W. Va. Code § 18-20-5 (1966). Pursuant to this statute, the West Virginia Department of Education, Office of Special Education issued Policy 2419, "Regulations for the Education of Exceptional Students," effective September 5, 1989. Under section 1.3 of Policy 2419, the county boards are directed to establish policies and implement written procedures for conducting a PAC meeting whose purpose is to establish an "individual education placement" (IEP) for each exceptional student. The PAC is required to determine the student's eligibility for special educational services, and, if the student is determined to be eligible, the PAC is then directed to formulate a "placement" into an educational program that meets the student's particular educational requirements. The PAC is required to consider first whether a local program can meet the student's needs. Only after it is decided by the PAC that no local program will meet the student's needs is the PAC permitted to consider other options, such as placement in an out-of-state program. W. Va. Dept. of Education Policy 2419 § 1.3(D)(6)(a). In addition, the Board submits that there is an implicit requirement that the PAC determine that the out-of-state facility serves the educational, not medical, needs of the student.
Furthermore, the Board contends that a unilateral action by one member of the Board, such as the alleged promise made by Superintendent Myers, is ultra vires. The court is satisfied that this is a valid proposition. See Parker v. Summers Co. Bd. of Education, 406 S.E.2d 744, 748 & n.8 (W. Va. 1991); Daugherty v. Board of Education of Philippi Dist., 86 W. Va. 522, 103 S.E. 406, 407 (1920).
There is no evidence that the regulations regarding the preparation of an IEP were followed by the Board. In addition, there is no evidence that the Board ever ratified the alleged promise made by Superintendent Myers. As such, this action is ultra vires, or beyond the authority of the Board. See Parker, supra.

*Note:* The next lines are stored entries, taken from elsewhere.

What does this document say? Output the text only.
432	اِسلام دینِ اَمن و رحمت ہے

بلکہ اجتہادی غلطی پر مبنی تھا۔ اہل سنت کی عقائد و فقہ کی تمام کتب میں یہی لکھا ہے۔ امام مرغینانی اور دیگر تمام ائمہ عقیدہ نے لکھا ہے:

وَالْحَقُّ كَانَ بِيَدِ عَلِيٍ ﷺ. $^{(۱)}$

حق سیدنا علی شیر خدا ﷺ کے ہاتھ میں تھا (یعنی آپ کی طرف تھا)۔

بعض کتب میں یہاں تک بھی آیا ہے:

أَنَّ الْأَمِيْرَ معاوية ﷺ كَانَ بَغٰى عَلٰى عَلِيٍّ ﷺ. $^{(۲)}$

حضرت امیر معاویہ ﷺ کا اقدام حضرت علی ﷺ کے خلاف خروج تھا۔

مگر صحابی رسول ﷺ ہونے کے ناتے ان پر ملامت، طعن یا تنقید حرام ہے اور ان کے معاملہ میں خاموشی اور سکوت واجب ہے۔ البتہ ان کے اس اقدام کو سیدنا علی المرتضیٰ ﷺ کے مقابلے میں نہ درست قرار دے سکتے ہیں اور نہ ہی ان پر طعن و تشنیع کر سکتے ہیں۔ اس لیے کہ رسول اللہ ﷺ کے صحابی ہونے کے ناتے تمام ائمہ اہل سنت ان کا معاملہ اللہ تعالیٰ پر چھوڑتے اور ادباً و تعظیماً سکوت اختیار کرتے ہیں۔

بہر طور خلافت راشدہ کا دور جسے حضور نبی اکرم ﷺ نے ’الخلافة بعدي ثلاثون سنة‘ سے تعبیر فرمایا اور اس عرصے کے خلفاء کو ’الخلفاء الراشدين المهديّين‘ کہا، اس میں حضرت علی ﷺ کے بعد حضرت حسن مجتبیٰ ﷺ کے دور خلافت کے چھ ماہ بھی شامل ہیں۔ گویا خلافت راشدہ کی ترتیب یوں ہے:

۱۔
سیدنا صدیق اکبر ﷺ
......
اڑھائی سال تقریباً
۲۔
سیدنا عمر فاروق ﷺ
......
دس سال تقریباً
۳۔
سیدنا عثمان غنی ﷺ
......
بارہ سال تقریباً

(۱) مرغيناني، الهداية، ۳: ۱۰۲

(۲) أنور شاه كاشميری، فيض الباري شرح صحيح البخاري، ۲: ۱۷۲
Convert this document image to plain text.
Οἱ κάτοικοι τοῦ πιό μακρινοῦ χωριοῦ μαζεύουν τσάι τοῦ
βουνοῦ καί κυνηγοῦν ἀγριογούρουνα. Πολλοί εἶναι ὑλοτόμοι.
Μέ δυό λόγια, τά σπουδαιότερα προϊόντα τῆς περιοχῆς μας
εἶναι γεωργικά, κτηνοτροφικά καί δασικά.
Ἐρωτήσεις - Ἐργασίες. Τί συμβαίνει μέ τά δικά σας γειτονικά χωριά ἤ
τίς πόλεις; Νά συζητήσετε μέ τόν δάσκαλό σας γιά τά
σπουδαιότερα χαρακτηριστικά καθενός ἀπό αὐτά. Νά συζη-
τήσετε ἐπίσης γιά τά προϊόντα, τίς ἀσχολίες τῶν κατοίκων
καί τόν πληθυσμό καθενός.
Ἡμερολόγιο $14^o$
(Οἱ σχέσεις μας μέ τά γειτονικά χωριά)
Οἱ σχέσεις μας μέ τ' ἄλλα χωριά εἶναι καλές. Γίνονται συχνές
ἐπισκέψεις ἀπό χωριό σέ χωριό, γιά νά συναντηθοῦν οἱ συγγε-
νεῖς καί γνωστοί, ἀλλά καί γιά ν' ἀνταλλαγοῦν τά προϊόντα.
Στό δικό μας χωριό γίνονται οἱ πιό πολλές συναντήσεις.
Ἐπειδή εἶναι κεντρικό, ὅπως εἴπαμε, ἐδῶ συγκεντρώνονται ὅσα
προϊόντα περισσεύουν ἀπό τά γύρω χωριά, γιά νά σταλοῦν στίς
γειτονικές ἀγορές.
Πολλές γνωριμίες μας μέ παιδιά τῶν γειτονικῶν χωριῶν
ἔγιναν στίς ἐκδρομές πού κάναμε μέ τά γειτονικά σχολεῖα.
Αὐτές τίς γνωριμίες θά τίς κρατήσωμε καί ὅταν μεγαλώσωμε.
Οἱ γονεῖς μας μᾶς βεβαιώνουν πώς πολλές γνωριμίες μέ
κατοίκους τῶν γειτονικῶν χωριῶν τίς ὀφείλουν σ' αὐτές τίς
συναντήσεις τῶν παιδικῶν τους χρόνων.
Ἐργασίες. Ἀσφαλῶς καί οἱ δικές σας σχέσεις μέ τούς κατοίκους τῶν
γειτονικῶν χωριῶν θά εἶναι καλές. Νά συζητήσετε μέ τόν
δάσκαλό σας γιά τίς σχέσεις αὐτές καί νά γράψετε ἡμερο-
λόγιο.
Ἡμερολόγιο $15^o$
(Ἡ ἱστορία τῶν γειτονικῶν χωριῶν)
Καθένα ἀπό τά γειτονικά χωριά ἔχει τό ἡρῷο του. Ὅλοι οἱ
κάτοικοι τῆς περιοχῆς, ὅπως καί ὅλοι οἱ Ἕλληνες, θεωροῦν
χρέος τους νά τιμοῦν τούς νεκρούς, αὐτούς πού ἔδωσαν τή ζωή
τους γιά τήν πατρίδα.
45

In West Virginia, public bodies cannot be contractually or quasi-contractually bound by the ultra vires actions of their officers or employees.
E.g., Freeman v. Poling, supra; Martin v. Pugh, 334 S.E.2d 633, 641 (W. Va. 1985); North v. West Virginia Bd. of Regents, 332 S.E.2d 141, 146 (W. Va. 1985); Samsell v. State Line Development Co., 154 W.Va. 48, 174 S.E.2d 318, 325 (W. Va. 1970).
Accordingly, the court finds that the Board of Education is entitled to a summary judgment in its favor.
C. Discretionary Dismissal of Third Party Actions under 28 U.S.C. § 1367(c)(3)
The effect of granting summary judgment in favor of the Board is to eliminate the plaintiff and the defendant from this lawsuit. The plaintiff LEIR is entirely eliminated as a party because its only capacity in the suit was as plaintiff. The Board, on the other hand, is both a defendant to the main action and a third-party plaintiff. The grant of summary judgment does not affect the third party suit in any substantive manner.
Nevertheless, once the main action is dismissed in this case, there is no further basis for ancillary, or supplemental, jurisdiction. Both of the third parties are citizens of the same state, West Virginia. Under 28 U.S.C. § 1367(c)(3), it is within the discretion of the district court to decline to exercise supplemental jurisdiction once all claims over which it has original jurisdiction have been dismissed. The court now exercises that discretion, and dismisses the third party action.
AND NOW, this 28th day of July, 1992,
IT IS HEREBY ORDERED that the Motion for Summary Judgment filed by the Defendant, Marion County, West Virginia Board of Education, is GRANTED.
IT IS FURTHER ORDERED that the Third Party suit, filed by the Third Party Plaintiff, Marion County, West Virginia Board of Education, against the Third Party Defendant, Eric Efaw, by and through Kenneth Efaw, is DISMISSED without prejudice.
Judgment is entered in favor of the Defendant, Marion County, West Virginia Board of Education, and against the Plaintiff, Lake Erie Institute of Rehabilitation.